The most valuable presence, though, was that of Clive James. Stirred from his idleness, or stubbornness, or whatever really keeps him from resuming a continuing presence on TV screens or in print, he revealed his talent for witty observation and lucid analysis is as undimmed as ever. Hence the reason Big Night failed was because it simply “wasn’t a format – it was just a big night, it was just a long show.” Beadle’s practical jokery is “fairly closely allied to power, an attempt to regain power that was lost in childhood.” And while … Millionaire is “money for jam”, it’s appeal lies in the fact “there’s only one part of (a contestant’s) personality on display: their brain.”

Crucially, nearly everyone emerged from the show with their dignity intact, bar maybe Beadle (his comments about Game for a Laugh having “a limited shelf life” sitting awkwardly with his famously documented protest that LWT were responsible for “fucking killing the golden goose”) and Brian Conley, glimpsed at the start requesting “they should just make Saturday night telly for sad people” and at the end moaning about why his lamentable 2003 effort Judgement Day flopped. In short, contributors and producers alike seemed to have approached the project determined not to be glib or insincere, and a sense of everyone wanting to make a fair and accurate job of tackling the subject was palpable from start to finish.

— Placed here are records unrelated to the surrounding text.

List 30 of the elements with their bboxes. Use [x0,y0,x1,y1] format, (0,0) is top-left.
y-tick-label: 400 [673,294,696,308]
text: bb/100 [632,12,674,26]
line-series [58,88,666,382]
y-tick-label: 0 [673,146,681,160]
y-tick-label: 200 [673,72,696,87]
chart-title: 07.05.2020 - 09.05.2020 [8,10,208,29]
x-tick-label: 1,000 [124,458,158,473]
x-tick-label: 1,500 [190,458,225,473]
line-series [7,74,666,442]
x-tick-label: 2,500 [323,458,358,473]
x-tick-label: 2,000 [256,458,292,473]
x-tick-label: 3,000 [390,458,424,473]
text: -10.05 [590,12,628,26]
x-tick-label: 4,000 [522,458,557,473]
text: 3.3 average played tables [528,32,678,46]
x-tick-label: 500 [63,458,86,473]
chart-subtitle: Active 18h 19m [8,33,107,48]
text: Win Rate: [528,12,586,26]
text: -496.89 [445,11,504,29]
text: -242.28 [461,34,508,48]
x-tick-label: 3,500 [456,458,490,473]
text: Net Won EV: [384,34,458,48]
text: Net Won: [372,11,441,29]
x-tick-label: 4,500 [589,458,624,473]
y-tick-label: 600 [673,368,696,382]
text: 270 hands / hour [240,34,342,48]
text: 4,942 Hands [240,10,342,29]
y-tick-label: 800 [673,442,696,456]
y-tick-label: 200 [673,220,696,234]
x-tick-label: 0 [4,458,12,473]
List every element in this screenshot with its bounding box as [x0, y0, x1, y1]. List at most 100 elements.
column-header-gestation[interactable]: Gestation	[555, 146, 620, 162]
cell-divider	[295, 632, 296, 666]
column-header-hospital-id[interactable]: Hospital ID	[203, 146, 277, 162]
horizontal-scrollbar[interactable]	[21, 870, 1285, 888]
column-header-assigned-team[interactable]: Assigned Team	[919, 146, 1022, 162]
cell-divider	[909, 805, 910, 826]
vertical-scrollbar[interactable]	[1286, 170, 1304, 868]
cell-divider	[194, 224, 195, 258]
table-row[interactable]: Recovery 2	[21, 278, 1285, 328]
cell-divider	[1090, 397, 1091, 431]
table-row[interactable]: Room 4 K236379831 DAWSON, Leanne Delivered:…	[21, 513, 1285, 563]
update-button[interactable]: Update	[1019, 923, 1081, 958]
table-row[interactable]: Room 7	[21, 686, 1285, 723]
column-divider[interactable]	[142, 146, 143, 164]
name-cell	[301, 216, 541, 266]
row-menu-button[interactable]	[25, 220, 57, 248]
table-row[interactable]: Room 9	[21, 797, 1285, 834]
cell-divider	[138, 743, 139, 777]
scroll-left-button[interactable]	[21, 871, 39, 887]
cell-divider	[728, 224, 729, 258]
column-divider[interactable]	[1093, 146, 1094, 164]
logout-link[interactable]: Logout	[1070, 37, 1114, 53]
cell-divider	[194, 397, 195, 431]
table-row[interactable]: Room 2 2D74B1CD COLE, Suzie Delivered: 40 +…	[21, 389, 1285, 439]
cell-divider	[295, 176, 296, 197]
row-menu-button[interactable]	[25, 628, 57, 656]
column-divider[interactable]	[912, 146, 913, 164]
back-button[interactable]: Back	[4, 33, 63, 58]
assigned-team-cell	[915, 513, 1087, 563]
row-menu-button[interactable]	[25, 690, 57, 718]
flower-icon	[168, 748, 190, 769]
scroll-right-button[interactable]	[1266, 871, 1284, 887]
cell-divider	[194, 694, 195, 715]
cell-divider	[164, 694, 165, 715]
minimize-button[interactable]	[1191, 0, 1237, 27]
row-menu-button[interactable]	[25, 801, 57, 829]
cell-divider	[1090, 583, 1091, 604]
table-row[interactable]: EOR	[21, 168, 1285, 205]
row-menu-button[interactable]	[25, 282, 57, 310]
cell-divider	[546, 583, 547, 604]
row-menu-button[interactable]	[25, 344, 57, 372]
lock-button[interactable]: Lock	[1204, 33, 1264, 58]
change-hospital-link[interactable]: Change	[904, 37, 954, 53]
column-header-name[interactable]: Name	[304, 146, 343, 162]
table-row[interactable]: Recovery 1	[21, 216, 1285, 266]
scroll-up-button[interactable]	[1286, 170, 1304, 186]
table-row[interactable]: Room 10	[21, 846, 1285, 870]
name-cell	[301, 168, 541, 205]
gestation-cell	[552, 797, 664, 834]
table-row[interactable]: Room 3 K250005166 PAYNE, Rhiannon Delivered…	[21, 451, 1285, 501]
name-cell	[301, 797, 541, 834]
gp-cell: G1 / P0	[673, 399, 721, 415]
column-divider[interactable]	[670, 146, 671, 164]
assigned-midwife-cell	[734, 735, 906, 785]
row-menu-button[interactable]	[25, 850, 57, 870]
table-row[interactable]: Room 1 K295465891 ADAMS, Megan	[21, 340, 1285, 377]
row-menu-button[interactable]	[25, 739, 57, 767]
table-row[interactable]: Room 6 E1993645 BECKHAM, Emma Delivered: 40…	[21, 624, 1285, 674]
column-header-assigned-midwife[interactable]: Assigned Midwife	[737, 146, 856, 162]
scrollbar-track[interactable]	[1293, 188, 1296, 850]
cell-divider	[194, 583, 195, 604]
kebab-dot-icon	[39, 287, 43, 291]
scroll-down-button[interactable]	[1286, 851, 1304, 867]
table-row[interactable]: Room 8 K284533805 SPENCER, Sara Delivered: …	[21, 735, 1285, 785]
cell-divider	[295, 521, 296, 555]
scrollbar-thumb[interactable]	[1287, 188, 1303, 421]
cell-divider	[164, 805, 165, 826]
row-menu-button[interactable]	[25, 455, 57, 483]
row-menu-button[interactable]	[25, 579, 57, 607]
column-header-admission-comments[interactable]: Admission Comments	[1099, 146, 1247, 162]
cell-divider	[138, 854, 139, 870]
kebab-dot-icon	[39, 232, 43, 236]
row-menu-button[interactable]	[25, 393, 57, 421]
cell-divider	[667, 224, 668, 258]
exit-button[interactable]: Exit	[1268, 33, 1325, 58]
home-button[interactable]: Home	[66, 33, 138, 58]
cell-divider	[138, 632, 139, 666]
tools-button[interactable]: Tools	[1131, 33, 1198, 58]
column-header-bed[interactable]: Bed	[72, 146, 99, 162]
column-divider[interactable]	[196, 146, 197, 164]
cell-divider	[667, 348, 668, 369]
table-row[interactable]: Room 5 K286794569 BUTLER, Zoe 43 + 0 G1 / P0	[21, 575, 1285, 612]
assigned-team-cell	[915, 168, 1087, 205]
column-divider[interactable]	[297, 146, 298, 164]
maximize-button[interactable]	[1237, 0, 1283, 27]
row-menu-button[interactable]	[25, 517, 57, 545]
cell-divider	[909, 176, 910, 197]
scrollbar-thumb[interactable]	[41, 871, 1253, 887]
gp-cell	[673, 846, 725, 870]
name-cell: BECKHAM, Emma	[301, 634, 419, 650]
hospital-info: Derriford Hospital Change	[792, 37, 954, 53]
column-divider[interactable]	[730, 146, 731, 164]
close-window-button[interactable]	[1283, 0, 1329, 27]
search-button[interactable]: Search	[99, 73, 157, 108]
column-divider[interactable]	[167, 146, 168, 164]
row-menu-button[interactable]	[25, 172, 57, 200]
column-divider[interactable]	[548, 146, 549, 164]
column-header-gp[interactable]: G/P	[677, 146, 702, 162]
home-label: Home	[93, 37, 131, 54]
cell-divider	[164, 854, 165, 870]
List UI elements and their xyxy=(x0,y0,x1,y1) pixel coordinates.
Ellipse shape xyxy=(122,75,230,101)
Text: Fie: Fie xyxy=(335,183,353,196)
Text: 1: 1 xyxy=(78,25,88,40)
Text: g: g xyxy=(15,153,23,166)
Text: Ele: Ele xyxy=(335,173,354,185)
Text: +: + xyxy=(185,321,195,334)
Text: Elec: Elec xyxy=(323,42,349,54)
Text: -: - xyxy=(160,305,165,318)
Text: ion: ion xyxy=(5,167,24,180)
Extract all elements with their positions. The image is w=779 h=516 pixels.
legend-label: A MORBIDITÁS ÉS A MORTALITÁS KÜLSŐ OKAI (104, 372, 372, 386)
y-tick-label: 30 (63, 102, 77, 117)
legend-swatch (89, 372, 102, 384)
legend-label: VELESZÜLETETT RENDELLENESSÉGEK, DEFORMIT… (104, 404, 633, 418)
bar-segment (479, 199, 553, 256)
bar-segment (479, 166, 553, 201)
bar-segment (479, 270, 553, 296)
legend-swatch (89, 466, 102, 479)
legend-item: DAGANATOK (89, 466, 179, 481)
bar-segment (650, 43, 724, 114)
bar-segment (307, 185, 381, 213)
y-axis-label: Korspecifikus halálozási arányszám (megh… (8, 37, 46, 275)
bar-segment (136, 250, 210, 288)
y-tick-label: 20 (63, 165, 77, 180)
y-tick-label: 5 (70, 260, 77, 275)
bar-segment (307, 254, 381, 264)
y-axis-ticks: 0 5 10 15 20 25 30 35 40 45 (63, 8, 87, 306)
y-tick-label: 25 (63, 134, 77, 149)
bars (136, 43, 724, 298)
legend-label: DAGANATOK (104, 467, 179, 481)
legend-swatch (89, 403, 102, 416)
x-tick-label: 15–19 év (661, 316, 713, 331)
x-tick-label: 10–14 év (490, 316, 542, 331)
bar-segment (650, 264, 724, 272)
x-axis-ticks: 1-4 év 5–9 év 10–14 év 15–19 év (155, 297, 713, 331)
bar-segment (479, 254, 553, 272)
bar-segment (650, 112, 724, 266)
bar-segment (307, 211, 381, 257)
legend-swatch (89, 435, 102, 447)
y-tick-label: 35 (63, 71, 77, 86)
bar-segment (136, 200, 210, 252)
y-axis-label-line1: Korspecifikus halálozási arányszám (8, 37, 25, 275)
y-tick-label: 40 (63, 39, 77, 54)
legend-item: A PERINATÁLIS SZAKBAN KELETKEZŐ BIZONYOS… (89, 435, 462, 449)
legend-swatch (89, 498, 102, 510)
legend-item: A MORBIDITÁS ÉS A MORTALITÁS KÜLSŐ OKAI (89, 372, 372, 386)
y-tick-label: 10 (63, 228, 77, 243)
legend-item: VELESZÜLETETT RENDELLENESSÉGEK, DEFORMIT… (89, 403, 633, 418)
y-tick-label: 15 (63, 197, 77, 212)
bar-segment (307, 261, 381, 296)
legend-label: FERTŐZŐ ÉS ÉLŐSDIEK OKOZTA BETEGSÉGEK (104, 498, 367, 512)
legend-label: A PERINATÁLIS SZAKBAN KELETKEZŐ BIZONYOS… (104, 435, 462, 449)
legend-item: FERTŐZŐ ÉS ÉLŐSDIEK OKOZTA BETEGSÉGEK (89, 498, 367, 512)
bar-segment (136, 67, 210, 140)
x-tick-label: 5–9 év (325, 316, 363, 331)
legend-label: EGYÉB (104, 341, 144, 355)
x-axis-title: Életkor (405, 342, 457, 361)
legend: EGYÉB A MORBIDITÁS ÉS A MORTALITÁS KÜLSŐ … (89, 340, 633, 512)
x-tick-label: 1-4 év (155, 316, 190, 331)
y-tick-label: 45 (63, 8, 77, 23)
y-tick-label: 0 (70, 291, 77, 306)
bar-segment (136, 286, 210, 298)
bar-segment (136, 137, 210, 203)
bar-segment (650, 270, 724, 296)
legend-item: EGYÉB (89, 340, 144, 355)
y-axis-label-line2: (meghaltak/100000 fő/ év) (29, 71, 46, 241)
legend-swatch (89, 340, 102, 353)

Sure, there was whole other aspects not even touched upon, in particular the importance of drama – from All Creatures Great and Small and Dallas to Robin of Sherwood and The Tripods – and most recently ITV’s aborted attempt to run football highlights in primetime, certainly a key factor in accounting for the fortunes of recent Saturday night TV. Even so, there was an absolute deluge of absorbing viewing here, and the entire affair could’ve easily expanded into three hours or more, even chopped up into a series of programmes to give the talking heads a bit more time to breathe and to untangle those loose strands of narrative.

Thanks to its well-chosen mix of scope, care and ambition, this was easily one of the most fascinating things on Saturday night telly – in both senses – for ages.